Pressure Distribution in a Simplified Human Ear Model for High Intensity Sound Transmission

Abstract

High intensity noise/impulse transmission through a bench model consisting of the simplified ear canal, eardrum, and middle ear cavity was investigated using the CFX/ANSYS software package with fluid-structure interactions. The nondimensional fluid-structure interaction parameter q and the dimensionless impulse were used to describe the interactions between the high intensity pressure impulse and eardrum or tympanic membrane (TM). We found that the pressure impulse was transmitted through the straight ear canal to the TM, and the reflected overpressure at the TM became slightly higher than double the incident pressure due to the dynamic pressure (shocks) effect. Deformation of the TM transmits the incident pressure impulse to the middle ear cavity. The pressure peak in the middle ear cavity is lower than the incident pressure.

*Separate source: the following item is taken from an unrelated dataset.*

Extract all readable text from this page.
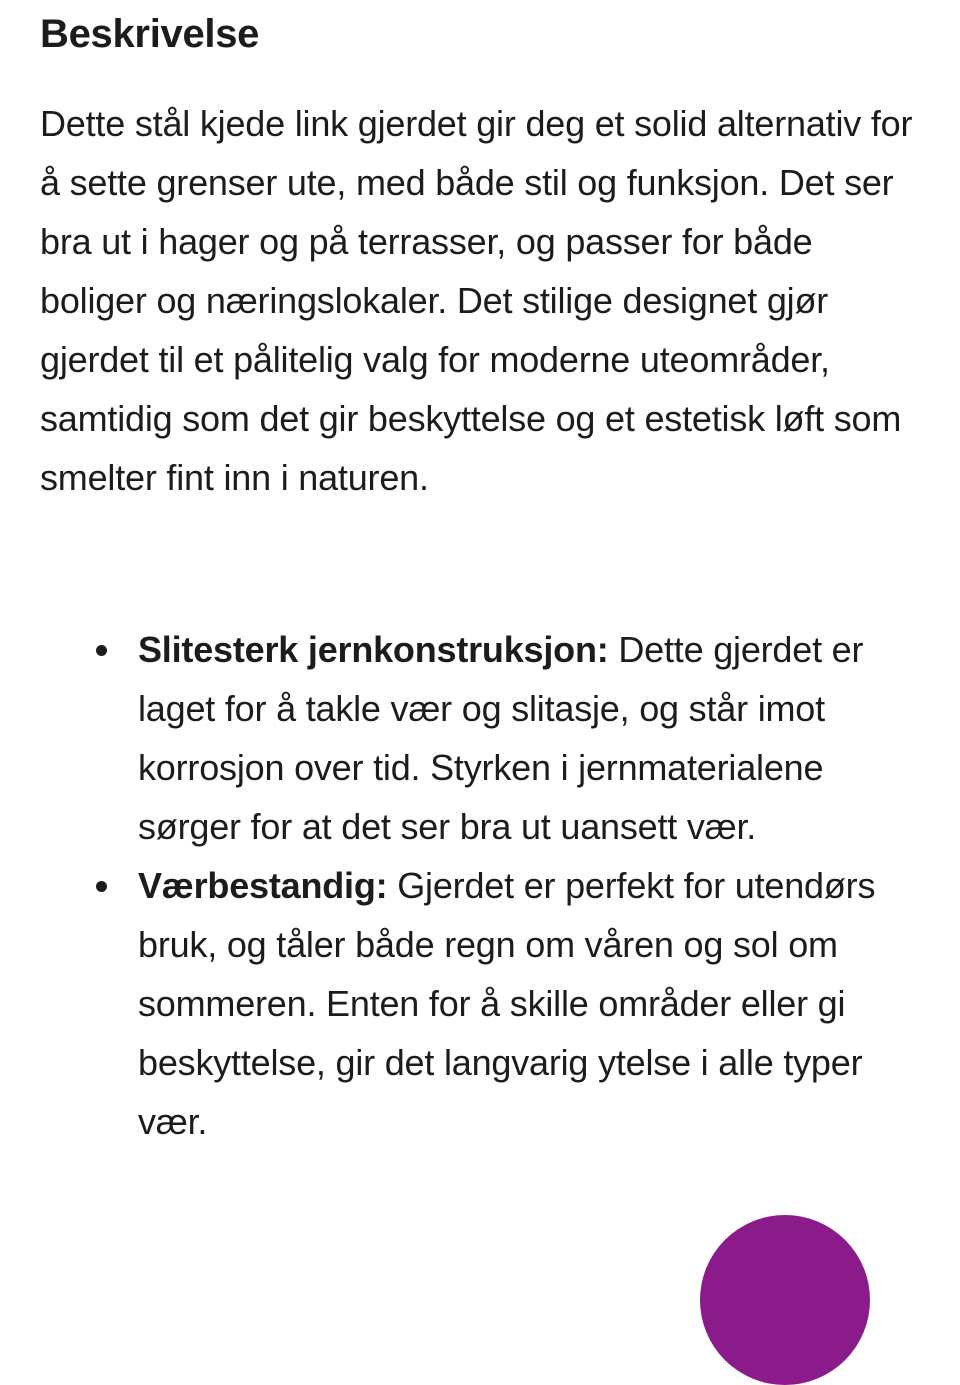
Beskrivelse

Dette stål kjede link gjerdet gir deg et solid alternativ for å sette grenser ute, med både stil og funksjon. Det ser bra ut i hager og på terrasser, og passer for både boliger og næringslokaler. Det stilige designet gjør gjerdet til et pålitelig valg for moderne uteområder, samtidig som det gir beskyttelse og et estetisk løft som smelter fint inn i naturen.

Slitesterk jernkonstruksjon: Dette gjerdet er laget for å takle vær og slitasje, og står imot korrosjon over tid. Styrken i jernmaterialene sørger for at det ser bra ut uansett vær.
Værbestandig: Gjerdet er perfekt for utendørs bruk, og tåler både regn om våren og sol om sommeren. Enten for å skille områder eller gi beskyttelse, gir det langvarig ytelse i alle typer vær.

This pressure reduction through the TM was also observed in our experiments that have dimensions similar to the simulation bench model. We also found that the increase of the pressure ratio as a function of the incident pressure is slightly larger than the linear growth rate. The growth rate of the pressure ratio in this preliminary study suggests that the pressure increase in the middle ear cavity may become sufficiently high to induce auditory damage and injury depending on the intensity of the incident sound noise.